Wednesday, December 4, 2013

Cheating in thoughts. The replacement Lover in mind.

Happy dating and then this: Another man no longer comes to us from the head. Cheating is indeed taboo - but sometimes we dream of our spare-lover in mind and ask ourselves, "What if ..."


A happy, harmonious relationship, after all that is what we all crave, right? Security, confidence, reliability, a partner with whom it feels good and right. But when we finally found the man who fills us all our Harmony dreams - then we sometimes lack but something. What exactly, we usually do not even know. Until someone comes into our lives, there is in us: that tingling Flirt, we had almost forgotten. The feeling of being incredibly sexy and interesting. Admiration and like a bit of desire, a thick piece of cream cake for our ego up. The man who all the triggers in us is just not the man for life - we have already. He is the man for special tasks, the Stimulators, the man who makes sure that we (again) feel good.
Carsten is a man in Catherine's life. "You I've always wanted to know," he said at the time to her when the two met by chance two years ago at a reading. The 36 - year-old is press officer at a small publishing house, he freelance editor. "Our first conversation was a flirt. But at the same time it seemed to me as if I was meeting an old friend again. Everything felt safe and warm, "she says. Catherine was then married for three years, Carsten lived in divorce. And gave full throttle: The very next day he reported. Catherine agreed to a date. "I felt safe because I was tied up," she explains the step. Nevertheless, she was nervous at that time: "As a married woman will not you meet often with men. I decided to make a clear signal that I just want to flirt - and interesting conversation about literature.

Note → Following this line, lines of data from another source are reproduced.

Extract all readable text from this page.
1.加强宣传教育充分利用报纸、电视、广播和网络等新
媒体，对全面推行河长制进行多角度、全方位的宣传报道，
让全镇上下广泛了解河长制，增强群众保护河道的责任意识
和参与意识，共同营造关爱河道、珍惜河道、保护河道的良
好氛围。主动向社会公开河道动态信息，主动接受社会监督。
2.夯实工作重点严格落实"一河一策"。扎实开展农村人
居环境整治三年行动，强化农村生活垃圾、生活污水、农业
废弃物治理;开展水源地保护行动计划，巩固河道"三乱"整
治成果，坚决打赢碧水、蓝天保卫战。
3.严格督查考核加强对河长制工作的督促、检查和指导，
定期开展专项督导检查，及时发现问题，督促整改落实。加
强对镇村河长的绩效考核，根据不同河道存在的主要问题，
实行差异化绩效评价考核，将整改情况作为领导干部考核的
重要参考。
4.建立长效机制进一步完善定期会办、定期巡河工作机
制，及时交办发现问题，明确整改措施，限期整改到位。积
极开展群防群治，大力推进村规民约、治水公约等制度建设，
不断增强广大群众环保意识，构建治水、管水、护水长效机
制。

But I was wondering: What does he want from me? "Well, Carsten had interests that went beyond a flirt, like Katharina found on linguine with mussels and a little too much Lugana?. "Of course I realized that he finds me attractive," she says. "But I also had the feeling that he perceives something from me, that goes beyond the sex appeal. Myself, my personality"

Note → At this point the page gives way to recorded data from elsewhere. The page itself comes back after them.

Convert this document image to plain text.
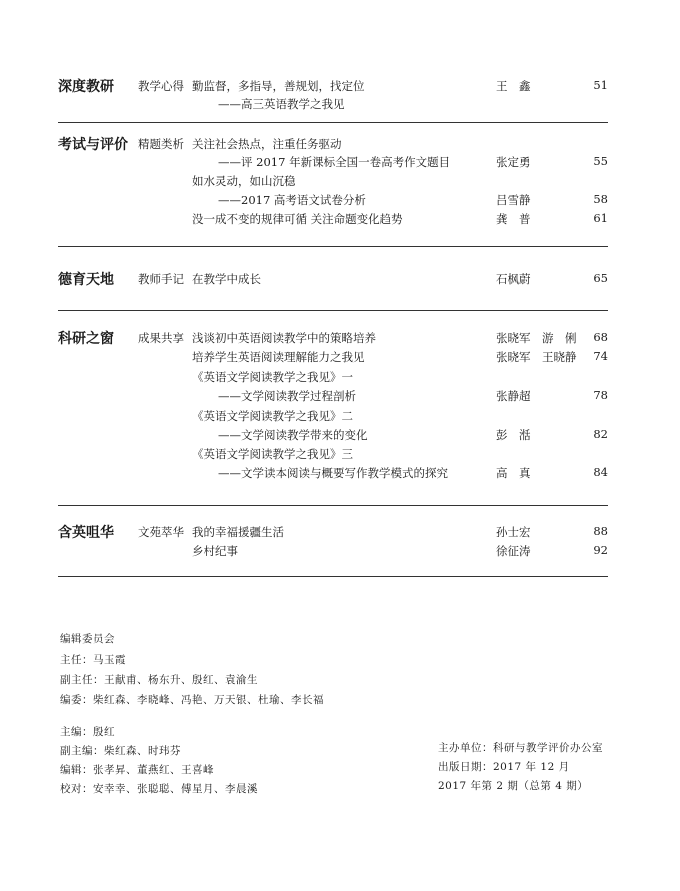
深度教研 教学心得 勤监督，多指导，善规划，找定位
——高三英语教学之我见
王　鑫	51
考试与评价 精题类析 关注社会热点，注重任务驱动
——评 2017 年新课标全国一卷高考作文题目	张定勇	55
如水灵动，如山沉稳
——2017 高考语文试卷分析	吕雪静	58
没一成不变的规律可循 关注命题变化趋势	龚　普	61
德育天地 教师手记 在教学中成长	石枫蔚	65
科研之窗 成果共享 浅谈初中英语阅读教学中的策略培养	张晓军　游　俐 68
培养学生英语阅读理解能力之我见	张晓军　王晓静 74
《英语文学阅读教学之我见》一
——文学阅读教学过程剖析	张静超	78
《英语文学阅读教学之我见》二
——文学阅读教学带来的变化	彭　湉	82
《英语文学阅读教学之我见》三
——文学读本阅读与概要写作教学模式的探究	高　真	84
含英咀华 文苑萃华 我的幸福援疆生活	孙士宏	88
乡村纪事	徐征涛	92
编辑委员会
主任：马玉霞
副主任：王献甫、杨东升、殷红、袁渝生
编委：柴红森、李晓峰、冯艳、万天银、杜瑜、李长福
主编：殷红
副主编：柴红森、时玮芬
编辑：张孝昇、董燕红、王喜峰
校对：安幸幸、张聪聪、傅星月、李晨溪
主办单位：科研与教学评价办公室
出版日期：2017 年 12 月
2017 年第 2 期（总第 4 期）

Since that night they find themselves. Each week, always in secret. Because they can not help and do not want. From a cute flirt, says Katharina, a sense of deeper connection had grown. Of course, she often wonders: Is this love? And what has it to do with my marriage? "I enjoy well what Carsten brings to me, admiration and attention," she reasons. "He looks at me again and again, because he does not have me. Jan, my husband can not give me that. For this, we just know each other too well. Carsten, however, has not yet become accustomed to me. "
U.S. psychologists have found a word for Carstens place in Catherine's world: back-up mate. The in a safe place (in your head - no evidence, no trace) kept Replacement partner is used in case something goes wrong in the main system. The plan would remain. A relationship phenomenon, by the way, not as proven by statistics. But if we ask around we are Carsten and Catherine no longer the only ones who play a shimmering-easy game in the age of text messaging and e-mail - and that without having sex ...
Such a relationship is less passionate than a fling and moves playfully between the poles of friendship and eroticism, "says Munich psychoanalyst and couples therapist Wolfgang Schmidbauer. Because even if you feel attracted to each other, at least one denies both the way to bed, otherwise claims and jealousy would be difficult to control. Cheating in the classical sense never came into question for Catherine. As she remains adamant. Although she feels the eroticism between them. "Our enthusiasm for books is really just a guise to be able to see safely can. At least from my side. But even if it tingles, I pretend that I would not notice. Because what if I like to sleep with him? "It would make Catherine's life upside down, and she does not want. You want to stay in each case with her husband. Flirt yes, no exiting.